En 2026, on commémorera le soixante-dixième anniversaire de la tragédie du Bois du Cazier, en Belgique : un incendie qui s’est déclaré à 975 mètres de profondeur a causé la mort de 262 mineurs, dont 136 Italiens. Un événement qui continue de représenter une plaie ouverte dans la mémoire collective européenne et que le Parlement européen a proposé de commémorer en instituant le 8 août comme Journée européenne du sacrifice au travail.

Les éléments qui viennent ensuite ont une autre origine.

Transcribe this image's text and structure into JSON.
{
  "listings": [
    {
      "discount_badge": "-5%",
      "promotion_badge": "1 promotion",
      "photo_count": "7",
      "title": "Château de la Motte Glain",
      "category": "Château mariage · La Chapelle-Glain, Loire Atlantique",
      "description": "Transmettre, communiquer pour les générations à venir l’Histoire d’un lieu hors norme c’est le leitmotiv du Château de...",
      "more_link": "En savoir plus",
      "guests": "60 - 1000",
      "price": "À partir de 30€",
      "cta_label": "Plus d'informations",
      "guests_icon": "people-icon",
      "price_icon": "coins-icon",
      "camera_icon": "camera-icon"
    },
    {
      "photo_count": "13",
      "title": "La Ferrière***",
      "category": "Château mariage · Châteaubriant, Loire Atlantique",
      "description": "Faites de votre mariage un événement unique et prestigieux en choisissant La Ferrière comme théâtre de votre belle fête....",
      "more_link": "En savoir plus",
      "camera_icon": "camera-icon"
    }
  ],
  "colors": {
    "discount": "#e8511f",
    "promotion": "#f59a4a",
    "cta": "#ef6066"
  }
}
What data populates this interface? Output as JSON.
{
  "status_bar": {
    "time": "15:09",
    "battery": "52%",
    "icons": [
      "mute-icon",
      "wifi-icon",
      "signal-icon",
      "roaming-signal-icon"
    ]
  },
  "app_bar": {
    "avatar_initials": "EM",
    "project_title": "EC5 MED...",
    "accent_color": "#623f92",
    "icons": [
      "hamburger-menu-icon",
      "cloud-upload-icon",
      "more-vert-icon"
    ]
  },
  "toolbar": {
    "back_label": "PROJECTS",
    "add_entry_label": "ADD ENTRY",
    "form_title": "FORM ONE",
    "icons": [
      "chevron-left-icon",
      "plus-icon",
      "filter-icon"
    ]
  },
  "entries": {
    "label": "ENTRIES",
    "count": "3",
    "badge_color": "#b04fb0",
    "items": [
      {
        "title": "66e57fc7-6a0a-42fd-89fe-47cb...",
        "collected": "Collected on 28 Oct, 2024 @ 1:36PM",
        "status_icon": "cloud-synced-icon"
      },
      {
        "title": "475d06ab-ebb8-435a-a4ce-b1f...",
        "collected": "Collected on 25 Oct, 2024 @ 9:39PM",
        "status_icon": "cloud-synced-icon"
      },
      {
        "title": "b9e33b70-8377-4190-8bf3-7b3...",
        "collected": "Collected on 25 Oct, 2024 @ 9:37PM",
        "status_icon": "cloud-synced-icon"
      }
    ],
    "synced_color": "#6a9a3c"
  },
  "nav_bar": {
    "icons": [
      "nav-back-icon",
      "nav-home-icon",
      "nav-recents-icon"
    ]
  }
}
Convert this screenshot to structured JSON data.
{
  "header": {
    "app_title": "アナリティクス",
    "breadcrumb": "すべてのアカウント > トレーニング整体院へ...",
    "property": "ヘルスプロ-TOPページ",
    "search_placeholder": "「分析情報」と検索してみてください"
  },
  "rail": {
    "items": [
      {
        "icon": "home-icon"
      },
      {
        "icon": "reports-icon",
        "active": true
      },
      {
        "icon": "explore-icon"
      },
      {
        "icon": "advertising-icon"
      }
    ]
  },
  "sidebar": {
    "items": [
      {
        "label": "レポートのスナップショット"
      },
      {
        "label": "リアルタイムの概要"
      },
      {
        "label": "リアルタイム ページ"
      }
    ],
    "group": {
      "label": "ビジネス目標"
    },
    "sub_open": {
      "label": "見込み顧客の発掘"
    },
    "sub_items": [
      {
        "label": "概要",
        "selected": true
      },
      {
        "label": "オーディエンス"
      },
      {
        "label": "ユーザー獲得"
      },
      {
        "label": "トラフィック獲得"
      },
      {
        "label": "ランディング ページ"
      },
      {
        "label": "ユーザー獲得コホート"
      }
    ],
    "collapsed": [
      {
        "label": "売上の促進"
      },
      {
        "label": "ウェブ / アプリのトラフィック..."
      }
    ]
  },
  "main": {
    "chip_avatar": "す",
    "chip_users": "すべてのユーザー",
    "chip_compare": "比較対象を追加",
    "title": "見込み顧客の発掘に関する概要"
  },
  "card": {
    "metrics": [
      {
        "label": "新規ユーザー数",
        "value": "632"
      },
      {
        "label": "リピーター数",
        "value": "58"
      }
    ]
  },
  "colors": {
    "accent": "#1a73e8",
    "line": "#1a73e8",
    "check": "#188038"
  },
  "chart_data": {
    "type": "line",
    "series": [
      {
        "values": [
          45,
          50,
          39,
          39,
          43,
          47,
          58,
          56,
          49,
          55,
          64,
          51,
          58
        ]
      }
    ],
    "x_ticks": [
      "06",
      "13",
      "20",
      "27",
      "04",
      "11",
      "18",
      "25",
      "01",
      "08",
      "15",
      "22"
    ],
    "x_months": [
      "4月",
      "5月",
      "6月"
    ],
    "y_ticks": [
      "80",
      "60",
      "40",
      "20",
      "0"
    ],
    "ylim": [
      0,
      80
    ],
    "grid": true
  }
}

La catastrophe redonne voix et mémoire à l’une des pages les plus dramatiques du XXe siècle européen, en racontant non seulement la tragédie, mais aussi ce qui l’a précédée : la pauvreté de l’après-guerre, l’émigration, les longs voyages en train, les conditions de vie dans les baraques et le travail sous terre, le racisme, les amitiés, les amours et les espoirs. Un récit choral qui entremêle dimension historique et humaine, transformant la mémoire en une expérience poétique, civique et profondément contemporaine. Un message adressé surtout aux jeunes générations, qui ignorent souvent le passé douloureux de travail, de sacrifice et d’émigration auquel leurs grands-parents ont été contraints.